Questa mutilazione non viene fatta per mancanza di rispetto o disinvolture esegetiche ma solo per esigenze drammaturgiche. Latella (de)costruisce lo spettacolo cucendolo addosso ad Albertazzi e impiegando gli altri attori a questo scopo. Tutto lo spettacolo sembra una esposizione dell'arte di recitare: l'escamotage meta-teatrale permette a Latella di far recitare male un'attrice all'inizio dello spettacolo, quando è ancora poco dentro al personaggio, che poi si rivelerà una grande interprete quando il personaggio prevarrà sulla sua persona. Permette anche di portare in scena un attore non professionista chiamato a interpretare Gloucester (la cui parte è quella più sensibilmente tagliata dal testo originale) per giocare sulla qualità delle interpretazioni degli attori coinvolgendo il pubblico in quella che si presenta come una lettura a porte aperte (con tanto di luci di sala che rimangono accese) più che uno spettacolo vero e proprio. Solo dopo che l'ardore recitativo del maestro pervade tutti la lettura si trasforma in spettacolo vero e proprio (tanto che anche le luci in sala prima si abbassano di intensità e poi si spengono del tutto).
Latella e Albertazzi sembrano mettere in scena la storia dello scontro generazionale tra giovani e vecchi, tra padri e figli(e), ma, anche, quella del teatro di parola (difeso strenuamente da Albertazzi che cita all'uopo Schopenauer) rispetto il teatro performativo contemporaneo del quale Latella usa alcuni elementi (i microfoni amplificati che distorcono le voci) che Albertazzi chiama teatro d'azione. Se da un lato è il capriccio di un grande attore quello che impedisce la conclusione del testo originale dall'altra è Latella che si rifiuta di portare in scena come andrebbe portato un testo della modernità teatrale
denunciando l'impossibilità del teatro contemporaneo di restituire con sincerità una forma narrativa chiusa, completa, mostrandone quel che ne resta: lacerti, momenti, brani, dissezionati e autonomi, quasi rapsodici (anche se seguono la cronologia originale), tenuti insieme non già dalla forma teatro ma dal teatro nel suo farsi, e dalla bravura di chi vi recita e da quella di Albertazzi capace di passare dalla scena gridata a quella sussurrata e pure lo stesso detta con energia.

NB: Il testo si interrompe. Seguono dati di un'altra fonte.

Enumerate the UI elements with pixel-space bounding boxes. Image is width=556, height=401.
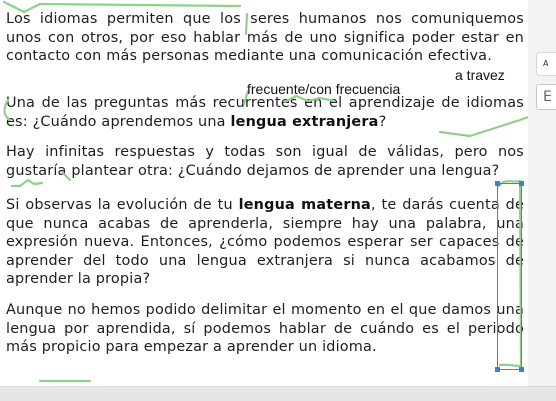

Un azzardo che potrà non piacere ai puristi di shakesperare, anche perchè dei temi del Bardo ben poco viene in effetti affrontato in questo Lear, che potrà indignare chi in uno spettacolo cerca sempre una ragion d'essere che dia completezza alla forma, per quanto strana e astrusa.
Un azzardo che però non può lasciare indifferenti perchè fatto con tutta l'onestà intellettuale possibile e perchè risulta coerente con la sua stessa premessa: la messa in scena di un teatro prima del suo farsi, prima del suo prendere una forma definita, oggi improponibile perchè troppo consolidata per risultare ancora sincera. Un teatro di parola che mostra i limiti del suo farsi oggi e che trova credibilità solo nei suoi grandi e vecchi interpreti, in quella generazione oggi tanto vituperata perchè è ancora al potere in Italia in tutti i campi. Ma non è colpa di Albertazzi se quando sta sulla scena, nonostante la sua veneranda età, è molto più giovane di tanti giovani anagrafici che sul palco come nella vita reale non sanno capire che l'importante non è invecchiare, l'importante è non diventare adulti. Parola di Albertazzi.